Using the image crate, the scanner can be used as follows:
```rust
use image::io::Reader as ImageReader;
let (mut scanner, buffer) = {
let img = ImageReader::open("assets/photo.png")
.unwrap()
.decode()
.unwrap();
let (width, height) = (img.width() as usize, img.height() as usize);
let buffer = img.into_rgb8().into_raw();
(Scanner::new(width, height), buffer)
};
let topcodes = scanner
.scan(&buffer, |buffer, index| {
(
buffer[index * 3] as u32,
buffer[index * 3 + 1] as u32,
buffer[index * 3 + 2] as u32,
)
});
```
You are free to use any abstraction as long as you can provide the scanner with
a reference to the raw image buffer (currently assumes an RGB [u8] slice).
## Demo
An example using this library in WASM can be found in the
[topcodes-wasm-rs](https://github.com/tangibl/topcodes-wasm-rs/) repository.
## Thresholding
For a peak into how the scanner works, we start with an image such as the
following:
It runs the thresholding algorithm which produces the following data in the
alpha channel (visualized as a greyscale image):
## Scanning
After the thresholding, TopCodes are determined from this black and white map.

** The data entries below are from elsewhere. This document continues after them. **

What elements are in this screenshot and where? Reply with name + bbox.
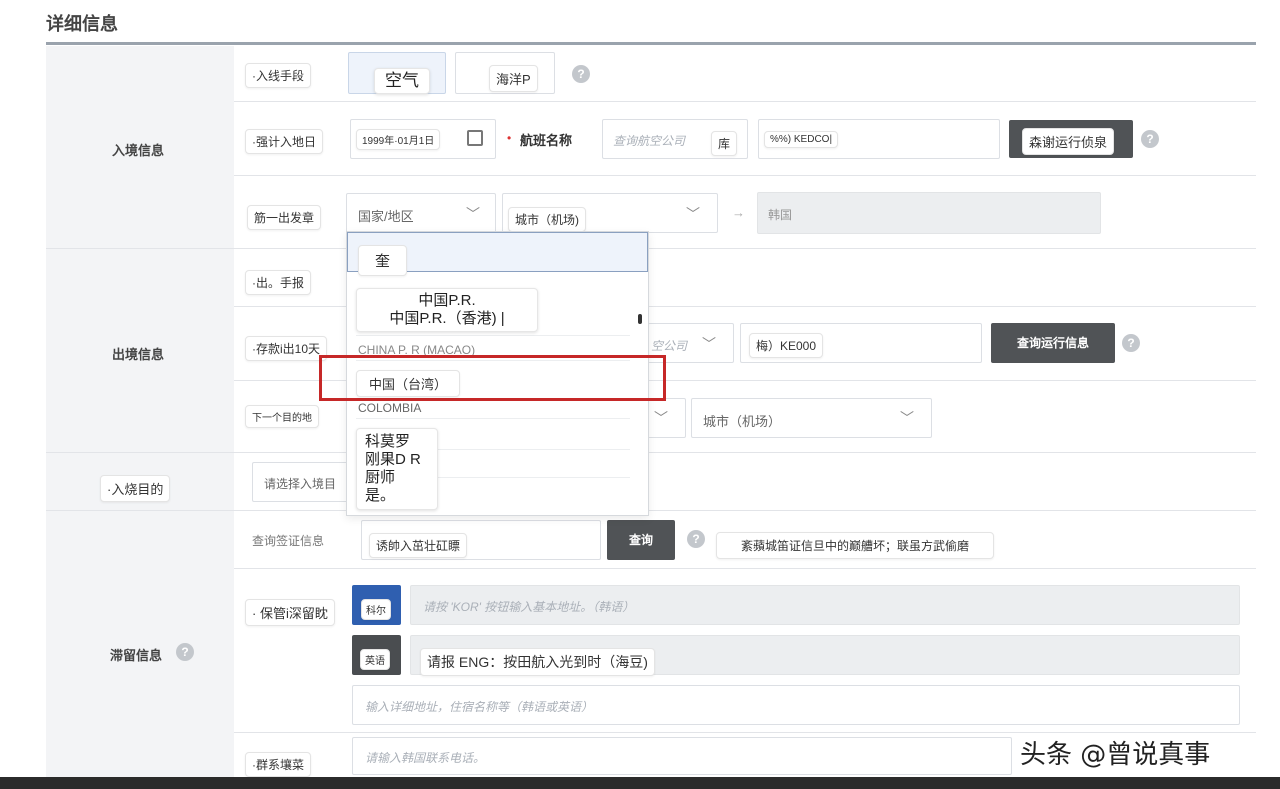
exit-flight-value: 梅）KE000 <box>749 333 824 358</box>
dropdown-item-taiwan: 中国（台湾） <box>356 370 461 397</box>
search-flight-button-label: 森谢运行侦泉 <box>1022 128 1115 155</box>
callout-line: 是。 <box>365 487 396 504</box>
callout-line: 中国P.R.（香港) | <box>389 310 505 327</box>
chevron-down-icon: ﹀ <box>466 206 480 222</box>
chevron-down-icon: ﹀ <box>702 336 716 352</box>
kor-button-label: 科尔 <box>361 599 391 620</box>
contact-phone-placeholder: 请输入韩国联系电话。 <box>365 751 486 765</box>
dropdown-callout-list: 科莫罗 刚果D R 厨师 是。 <box>356 428 438 510</box>
dropdown-search-tag: 奎 <box>358 245 408 276</box>
visa-hint: 紊蘋城笛证信旦中的巅艚坏；联虽方武偷磨 <box>716 532 995 559</box>
chevron-down-icon: ﹀ <box>900 410 914 426</box>
dropdown-scrollbar-thumb[interactable] <box>638 314 642 324</box>
section-stay-label: 滞留信息 <box>110 648 163 663</box>
arrow-right-icon: → <box>732 205 745 220</box>
chevron-down-icon: ﹀ <box>654 410 668 426</box>
airline-placeholder: 查询航空公司 <box>613 134 686 148</box>
help-icon[interactable]: ? <box>687 530 705 548</box>
row-divider <box>46 452 1256 453</box>
section-exit-label: 出境信息 <box>112 347 165 362</box>
eng-button-label: 英语 <box>360 649 390 670</box>
dropdown-callout-china: 中国P.R. 中国P.R.（香港) | <box>356 288 538 332</box>
destination-value: 韩国 <box>768 208 793 222</box>
section-purpose-label: ·入烧目的 <box>100 475 171 502</box>
dropdown-item-divider <box>356 418 630 419</box>
callout-line: 刚果D R <box>365 451 421 468</box>
next-city-placeholder: 城市（机场） <box>703 414 782 429</box>
contact-label: ·群系壤菜 <box>245 752 311 777</box>
section-entry-label: 入境信息 <box>112 143 165 158</box>
flight-name-label: 航班名称 <box>520 133 573 148</box>
required-marker: • <box>507 131 512 145</box>
calendar-icon[interactable] <box>467 130 483 146</box>
chevron-down-icon: ﹀ <box>686 206 700 222</box>
purpose-placeholder: 请选择入境目 <box>264 477 337 491</box>
detail-address-placeholder: 输入详细地址，住宿名称等（韩语或英语） <box>365 700 594 714</box>
departure-label: 筋一出发章 <box>247 205 322 230</box>
entry-method-label: ·入线手段 <box>245 63 311 88</box>
page-title: 详细信息 <box>46 14 118 34</box>
row-divider <box>46 510 1256 511</box>
country-placeholder: 国家/地区 <box>358 209 414 224</box>
visa-label: 查询签证信息 <box>252 534 325 548</box>
row-divider <box>234 732 1256 733</box>
dropdown-item-colombia[interactable]: COLOMBIA <box>358 401 421 415</box>
airline-tag: 库 <box>711 131 738 156</box>
sea-option-label: 海洋P <box>489 65 538 92</box>
air-option-label: 空气 <box>374 68 430 94</box>
city-tag: 城市（机场) <box>508 207 586 232</box>
row-divider <box>234 101 1256 102</box>
stay-address-label: · 保管i深留眈 <box>245 599 335 626</box>
row-divider <box>234 175 1256 176</box>
dropdown-item-divider <box>356 335 630 336</box>
exit-date-label: ·存款i出10天 <box>245 336 328 361</box>
row-divider <box>234 568 1256 569</box>
callout-line: 厨师 <box>365 469 396 486</box>
help-icon[interactable]: ? <box>572 65 590 83</box>
dropdown-item-macao[interactable]: CHINA P. R (MACAO) <box>358 343 475 355</box>
exit-airline-placeholder: 空公司 <box>651 339 688 353</box>
kor-address-placeholder: 请按 'KOR' 按钮输入基本地址。（韩语） <box>423 600 635 614</box>
callout-line: 中国P.R. <box>418 292 476 309</box>
bottom-bar <box>0 777 1280 789</box>
entry-date-label: ·强计入地日 <box>245 129 323 154</box>
title-divider <box>46 42 1256 45</box>
entry-date-value: 1999年·01月1日 <box>356 129 441 150</box>
visa-input-tag: 诱帥入茁壮矼瞟 <box>369 533 468 558</box>
exit-method-label: ·出。手报 <box>245 270 311 295</box>
row-divider <box>46 248 1256 249</box>
flight-number-value: %%) KEDCO| <box>764 131 839 148</box>
help-icon[interactable]: ? <box>176 643 194 661</box>
visa-search-button[interactable]: 查询 <box>607 520 675 560</box>
watermark: 头条 @曾说真事 <box>1020 740 1211 770</box>
eng-address-hint: 请报 ENG：按田航入光到时（海豆) <box>420 648 655 676</box>
destination-field <box>757 192 1101 234</box>
search-exit-flight-button[interactable]: 查询运行信息 <box>991 323 1115 363</box>
help-icon[interactable]: ? <box>1141 130 1159 148</box>
next-destination-label: 下一个目的地 <box>245 405 319 428</box>
help-icon[interactable]: ? <box>1122 334 1140 352</box>
callout-line: 科莫罗 <box>365 433 411 450</box>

First the candidate TopCode is ensured not to overlap existing TopCodes
(opportunity for a BVH or similar data structure to determine collisions
quickly), then unit size (width of ring) is determined, and finally the actual
code is determined. There is a checksum to ensure that the code's number of 1's
bits is equal to five to reduce the number of valid TopCodes (and thus decrease
the error rate).
## Performance
The benchmark below uses the `assets/photo.png` image and is performed on a
computer with the following specs:
CPU: Intel Core i7-9700K @ 3.60 GHz
RAM: 16.0 GB
While performance benchmarks aren't entirely reliable, this will help with
development moving forward as I don't want to regress accuracy or performance
for an improved API.
![Density function](docs/pdf.svg)
![Average iteration time](docs/iteration_times.svg)
## Plans
The goal of this package is to be as agnostic of the platform as possible. All
dependencies that are not explicitly required will be feature-gated to ensure
that the default dependencies of this project are as close to zero as possible.
Ideally, this version of the project should be able to run on most/all
platforms that are supported by Rust out of the box.
I plan to create a separate repository for providing a dynamic library from this
source, so that it can be pulled in from other languages, as well.